Purpose of the Study:
- To develop and evaluate ProstAtlasDiff, an enhanced DDPM approach for prostate cancer segmentation on MRI.
- To integrate prostate cancer heterogeneity knowledge into DDPMs for improved detection accuracy.
- To assess ProstAtlasDiff's performance against alternative models and radiologists.
Main Methods:
- Developed ProstAtlasDiff, a DDPM-based model incorporating a prostate cancer atlas to guide noise removal.
- Quantified cancer distribution heterogeneity using a registration pipeline for voxel-level mean and variance calculations.
- Trained and validated ProstAtlasDiff on multi-institution, multi-scanner datasets and compared it with existing models and expert radiologists.
Main Results:
- ProstAtlasDiff demonstrated statistically significant improvements in accuracy (0.91 vs. 0.85), specificity (0.91 vs. 0.84), and PPV (0.50 vs. 0.35) compared to alternative models.
- Achieved higher Dice Coefficient (0.33 vs. 0.31) for more accurate cancer outlines.

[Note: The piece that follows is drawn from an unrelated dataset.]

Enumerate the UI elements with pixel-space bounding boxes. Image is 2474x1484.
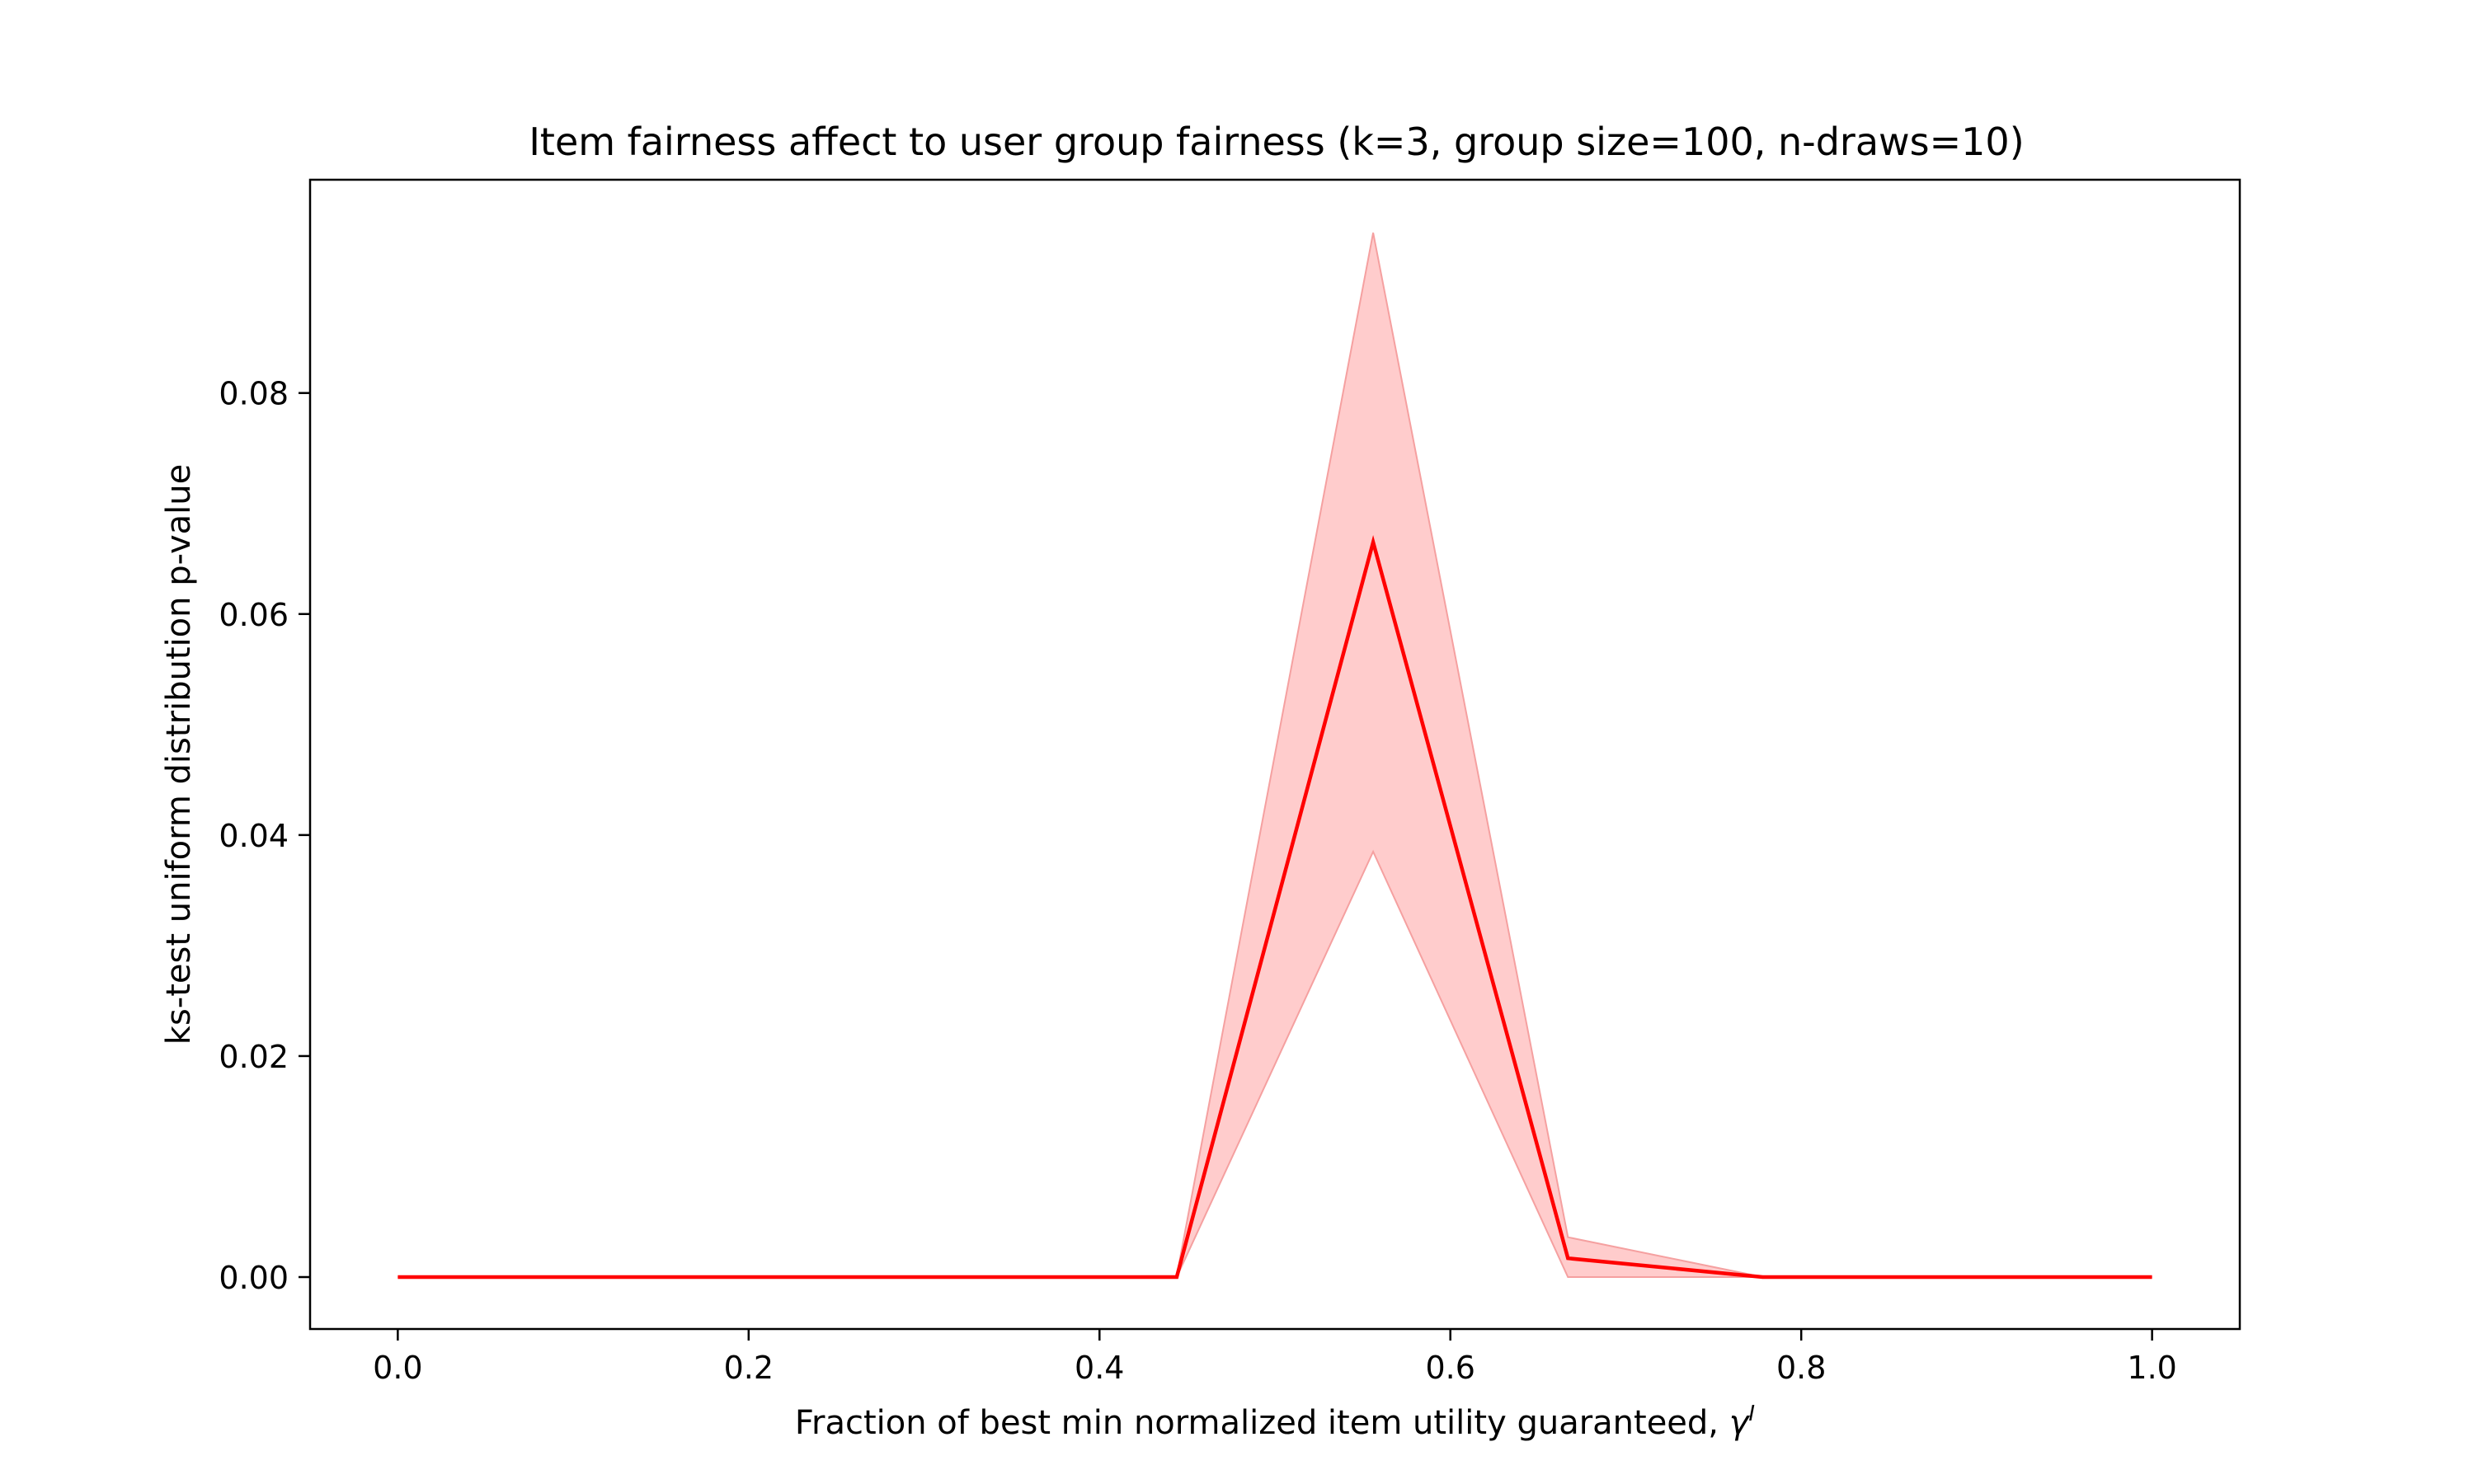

- In comparison to radiologists, ProstAtlasDiff detected 16% more clinically significant cancers (sensitivity: 0.90 vs. 0.75) and showed comparable performance in other metrics.
Conclusions:
- ProstAtlasDiff significantly enhances prostate cancer detection and segmentation accuracy on MRI by leveraging cancer distribution knowledge.
- The model shows potential to outperform current methods and assist radiologists in biopsy guidance and treatment planning.
- Further validation in larger cohorts confirms ProstAtlasDiff's superiority over alternative approaches.